Metropolitan News-Enterprise

 

Friday, April 15, 2016

 

Page 1

 

LACBA President-Elect’s Plan Generates Scorn

Members of Council of Sections Dismiss Formation of Trustees/Section Leaders Committee

 

By a MetNews Staff Writer

 

Los Angeles County Bar Association President-Elect Margaret A. Stevens’ plan, not yet publicly announced, to set up a peacemaking committee comprised of Board of Trustees members and section leaders has met with derision from members of the newly-formed Council of Sections.

Wednesday night’s meeting, attended by about 30 delegates, was marked by spirited discussion, including an observation by one member that the ultimate result of the group’s efforts must either be a reform of LACBA policies or the formation of a new, competing association.

Council Chair John Carson, a former LACBA president, presented the prospect of sending a letter to Stevens setting forth a Council position on her plan for a trustees/section leaders committee. However, after discussion evidencing general negativity to her intended action, he pointed out:

“I don’t have to reply.”

The vote was unanimous in favor of not responding.

Happened Before

During the discussion, George C. Webster II, past chair of the Commercial Law and Bankruptcy Section, advised that Stevens’ approach was utilized about 15 years ago when LACBA “set up a competing committee to the section-created Section Council.” He recounted:

“The committee created by LACBA was controlled by LACBA management, and it was a rump committee designed to…demoralize the then-Section Council,” he said.

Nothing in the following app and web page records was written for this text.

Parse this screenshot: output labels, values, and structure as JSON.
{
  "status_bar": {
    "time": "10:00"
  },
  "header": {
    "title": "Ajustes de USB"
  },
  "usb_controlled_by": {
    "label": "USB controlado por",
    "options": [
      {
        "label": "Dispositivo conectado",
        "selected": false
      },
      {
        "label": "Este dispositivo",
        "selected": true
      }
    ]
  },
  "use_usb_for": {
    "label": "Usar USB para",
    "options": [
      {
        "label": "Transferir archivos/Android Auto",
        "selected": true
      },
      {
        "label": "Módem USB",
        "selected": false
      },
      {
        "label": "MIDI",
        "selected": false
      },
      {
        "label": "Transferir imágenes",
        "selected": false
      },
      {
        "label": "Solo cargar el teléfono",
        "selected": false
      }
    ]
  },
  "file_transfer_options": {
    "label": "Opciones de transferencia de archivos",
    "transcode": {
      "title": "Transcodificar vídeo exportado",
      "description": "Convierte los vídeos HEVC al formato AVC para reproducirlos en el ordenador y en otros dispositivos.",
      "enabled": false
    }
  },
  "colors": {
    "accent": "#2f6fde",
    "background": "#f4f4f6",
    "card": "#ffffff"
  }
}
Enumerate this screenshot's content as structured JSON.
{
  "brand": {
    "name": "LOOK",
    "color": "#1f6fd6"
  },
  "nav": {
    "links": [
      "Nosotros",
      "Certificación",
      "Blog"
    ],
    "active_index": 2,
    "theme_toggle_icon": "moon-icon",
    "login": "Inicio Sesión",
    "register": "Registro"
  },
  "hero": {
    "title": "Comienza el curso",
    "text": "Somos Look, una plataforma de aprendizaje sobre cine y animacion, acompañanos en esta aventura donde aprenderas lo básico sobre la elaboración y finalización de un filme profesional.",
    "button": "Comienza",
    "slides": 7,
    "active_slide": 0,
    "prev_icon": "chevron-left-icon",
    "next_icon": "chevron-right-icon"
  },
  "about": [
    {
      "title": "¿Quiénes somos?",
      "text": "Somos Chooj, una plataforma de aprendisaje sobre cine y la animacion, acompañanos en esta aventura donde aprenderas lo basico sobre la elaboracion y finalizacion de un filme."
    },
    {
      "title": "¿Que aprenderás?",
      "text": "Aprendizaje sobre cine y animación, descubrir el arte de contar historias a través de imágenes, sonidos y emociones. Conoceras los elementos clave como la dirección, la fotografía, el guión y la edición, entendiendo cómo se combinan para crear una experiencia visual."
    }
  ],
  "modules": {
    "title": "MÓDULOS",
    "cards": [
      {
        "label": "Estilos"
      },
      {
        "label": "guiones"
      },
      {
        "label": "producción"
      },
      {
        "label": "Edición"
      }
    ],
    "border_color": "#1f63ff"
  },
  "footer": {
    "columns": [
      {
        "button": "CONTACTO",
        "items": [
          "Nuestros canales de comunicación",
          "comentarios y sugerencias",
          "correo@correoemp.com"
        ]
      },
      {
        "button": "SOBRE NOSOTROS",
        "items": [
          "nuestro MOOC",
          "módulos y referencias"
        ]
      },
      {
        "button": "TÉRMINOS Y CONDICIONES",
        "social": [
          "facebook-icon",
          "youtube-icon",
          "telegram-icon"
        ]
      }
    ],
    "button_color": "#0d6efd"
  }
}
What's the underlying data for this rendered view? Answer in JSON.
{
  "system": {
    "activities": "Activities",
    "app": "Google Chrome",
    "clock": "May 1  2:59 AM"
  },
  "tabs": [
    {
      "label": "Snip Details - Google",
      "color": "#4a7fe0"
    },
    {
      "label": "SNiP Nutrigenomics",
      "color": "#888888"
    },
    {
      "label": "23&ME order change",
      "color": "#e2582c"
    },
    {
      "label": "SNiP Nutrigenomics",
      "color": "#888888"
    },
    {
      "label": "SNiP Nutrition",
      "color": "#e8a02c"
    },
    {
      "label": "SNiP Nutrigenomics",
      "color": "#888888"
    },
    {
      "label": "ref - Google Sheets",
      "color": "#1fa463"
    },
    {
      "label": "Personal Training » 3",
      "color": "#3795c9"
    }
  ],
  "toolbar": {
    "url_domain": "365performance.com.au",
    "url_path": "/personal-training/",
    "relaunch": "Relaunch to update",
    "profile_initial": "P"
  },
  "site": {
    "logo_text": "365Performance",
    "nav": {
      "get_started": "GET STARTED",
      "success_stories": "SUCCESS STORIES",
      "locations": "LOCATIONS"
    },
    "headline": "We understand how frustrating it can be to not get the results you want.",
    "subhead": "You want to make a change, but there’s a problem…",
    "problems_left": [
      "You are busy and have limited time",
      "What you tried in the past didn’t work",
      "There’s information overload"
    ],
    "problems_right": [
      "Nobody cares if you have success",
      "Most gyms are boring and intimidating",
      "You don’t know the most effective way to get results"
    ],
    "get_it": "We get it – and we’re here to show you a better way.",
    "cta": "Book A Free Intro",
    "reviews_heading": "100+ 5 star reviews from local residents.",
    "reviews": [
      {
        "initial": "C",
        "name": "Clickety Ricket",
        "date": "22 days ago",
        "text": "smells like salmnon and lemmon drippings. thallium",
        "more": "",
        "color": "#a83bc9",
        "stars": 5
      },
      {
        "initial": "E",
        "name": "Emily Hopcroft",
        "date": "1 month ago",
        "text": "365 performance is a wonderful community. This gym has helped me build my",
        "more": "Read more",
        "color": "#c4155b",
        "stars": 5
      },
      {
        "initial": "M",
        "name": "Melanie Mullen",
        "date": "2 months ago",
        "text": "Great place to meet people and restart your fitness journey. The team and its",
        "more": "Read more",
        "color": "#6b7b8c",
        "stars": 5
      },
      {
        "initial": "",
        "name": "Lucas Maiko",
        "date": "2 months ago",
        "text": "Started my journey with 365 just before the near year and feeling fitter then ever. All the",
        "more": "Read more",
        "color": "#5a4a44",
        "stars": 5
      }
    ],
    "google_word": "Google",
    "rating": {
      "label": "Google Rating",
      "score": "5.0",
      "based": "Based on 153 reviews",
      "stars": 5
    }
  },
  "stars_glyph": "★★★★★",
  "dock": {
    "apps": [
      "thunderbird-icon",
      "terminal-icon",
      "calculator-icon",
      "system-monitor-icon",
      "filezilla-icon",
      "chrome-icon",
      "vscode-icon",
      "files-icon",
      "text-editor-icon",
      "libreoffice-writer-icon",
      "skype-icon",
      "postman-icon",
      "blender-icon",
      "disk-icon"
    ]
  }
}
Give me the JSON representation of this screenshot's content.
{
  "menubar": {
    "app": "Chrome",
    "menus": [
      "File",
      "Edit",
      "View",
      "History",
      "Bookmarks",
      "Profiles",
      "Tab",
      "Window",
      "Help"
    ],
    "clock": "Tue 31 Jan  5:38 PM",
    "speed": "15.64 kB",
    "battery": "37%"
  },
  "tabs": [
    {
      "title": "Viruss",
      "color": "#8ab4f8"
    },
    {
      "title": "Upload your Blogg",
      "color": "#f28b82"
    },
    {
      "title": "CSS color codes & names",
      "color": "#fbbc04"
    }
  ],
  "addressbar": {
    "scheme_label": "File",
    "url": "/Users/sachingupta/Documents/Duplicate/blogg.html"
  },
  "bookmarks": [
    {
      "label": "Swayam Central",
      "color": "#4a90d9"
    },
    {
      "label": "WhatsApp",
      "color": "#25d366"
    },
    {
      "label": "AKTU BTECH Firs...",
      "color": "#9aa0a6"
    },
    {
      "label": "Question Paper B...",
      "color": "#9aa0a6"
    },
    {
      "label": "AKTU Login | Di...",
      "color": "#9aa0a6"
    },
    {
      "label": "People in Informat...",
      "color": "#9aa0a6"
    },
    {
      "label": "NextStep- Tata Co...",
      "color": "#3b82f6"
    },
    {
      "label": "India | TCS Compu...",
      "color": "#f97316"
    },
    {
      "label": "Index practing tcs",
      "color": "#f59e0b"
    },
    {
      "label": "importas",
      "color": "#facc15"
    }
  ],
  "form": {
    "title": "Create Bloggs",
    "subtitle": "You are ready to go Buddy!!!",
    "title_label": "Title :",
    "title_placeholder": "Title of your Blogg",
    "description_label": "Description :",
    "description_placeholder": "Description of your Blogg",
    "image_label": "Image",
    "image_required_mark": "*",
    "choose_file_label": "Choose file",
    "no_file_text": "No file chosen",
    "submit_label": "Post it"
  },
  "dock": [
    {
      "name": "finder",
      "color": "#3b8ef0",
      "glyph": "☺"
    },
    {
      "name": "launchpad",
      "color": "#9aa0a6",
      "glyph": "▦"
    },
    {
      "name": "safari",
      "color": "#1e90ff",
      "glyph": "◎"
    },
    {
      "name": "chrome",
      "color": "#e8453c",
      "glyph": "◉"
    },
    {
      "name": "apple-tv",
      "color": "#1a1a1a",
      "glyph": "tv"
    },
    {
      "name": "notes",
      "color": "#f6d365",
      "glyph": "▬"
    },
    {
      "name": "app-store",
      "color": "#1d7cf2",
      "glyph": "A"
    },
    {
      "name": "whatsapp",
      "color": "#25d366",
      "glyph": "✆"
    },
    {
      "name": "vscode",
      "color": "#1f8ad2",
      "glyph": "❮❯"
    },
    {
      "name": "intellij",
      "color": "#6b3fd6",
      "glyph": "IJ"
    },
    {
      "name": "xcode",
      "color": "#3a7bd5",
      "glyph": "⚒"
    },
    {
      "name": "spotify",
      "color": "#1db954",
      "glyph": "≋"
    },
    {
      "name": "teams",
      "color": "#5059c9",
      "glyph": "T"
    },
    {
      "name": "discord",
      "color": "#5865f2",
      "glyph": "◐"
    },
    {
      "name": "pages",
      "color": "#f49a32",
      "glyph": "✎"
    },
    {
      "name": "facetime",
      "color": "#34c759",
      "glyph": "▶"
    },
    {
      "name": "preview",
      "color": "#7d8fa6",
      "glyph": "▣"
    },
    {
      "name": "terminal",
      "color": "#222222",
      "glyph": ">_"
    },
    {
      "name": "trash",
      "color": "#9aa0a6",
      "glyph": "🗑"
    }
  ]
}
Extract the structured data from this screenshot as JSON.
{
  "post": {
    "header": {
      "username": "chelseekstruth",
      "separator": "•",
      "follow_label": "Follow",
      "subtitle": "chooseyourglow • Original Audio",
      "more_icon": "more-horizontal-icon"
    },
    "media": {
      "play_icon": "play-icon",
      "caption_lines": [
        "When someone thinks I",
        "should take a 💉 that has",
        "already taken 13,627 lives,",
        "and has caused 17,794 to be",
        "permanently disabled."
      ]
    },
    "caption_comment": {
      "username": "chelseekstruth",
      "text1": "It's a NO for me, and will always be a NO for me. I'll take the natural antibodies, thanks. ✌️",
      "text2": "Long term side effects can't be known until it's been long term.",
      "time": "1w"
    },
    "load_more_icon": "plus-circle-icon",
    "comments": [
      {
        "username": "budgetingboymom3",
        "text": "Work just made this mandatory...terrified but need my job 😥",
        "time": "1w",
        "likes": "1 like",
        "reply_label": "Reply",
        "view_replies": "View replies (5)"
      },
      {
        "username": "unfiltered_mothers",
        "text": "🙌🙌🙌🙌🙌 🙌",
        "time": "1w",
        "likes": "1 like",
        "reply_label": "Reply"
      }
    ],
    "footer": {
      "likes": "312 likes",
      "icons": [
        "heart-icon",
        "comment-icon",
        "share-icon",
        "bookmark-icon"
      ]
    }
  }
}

Webster later set forth that LACBA “had the organization, they had people whose job it was to worry about the County Bar,” and the staff served needs of the controlled committee “with all of their professionals.” The independent group, set up by the sections, was snuffed out, he said.

Inclusion of Brot

Carson related that Stevens indicated an intention to include on her committee, among others, Ronald Brot, chair of the Family Law Section. He had been proposed by that section for nomination by LACBA’s Nominating Committee to the Board of Trustees, and wasn’t chosen.

Brot, one of the most vocal members of the Council, was present. He reported that when Stevens phoned him to let him know he wasn’t nominated, he “expressed disappointment but assuredly no surprise.”

He said she told him:

“The good news is that I’m going to ask you to sit on this special committee of mine to study the relationship between the sections and the association, from within.”

Brot recited that he responded:

“Don’t think for a minute that the Council of Sections is going away. It will not go away, and it will speak for the sections.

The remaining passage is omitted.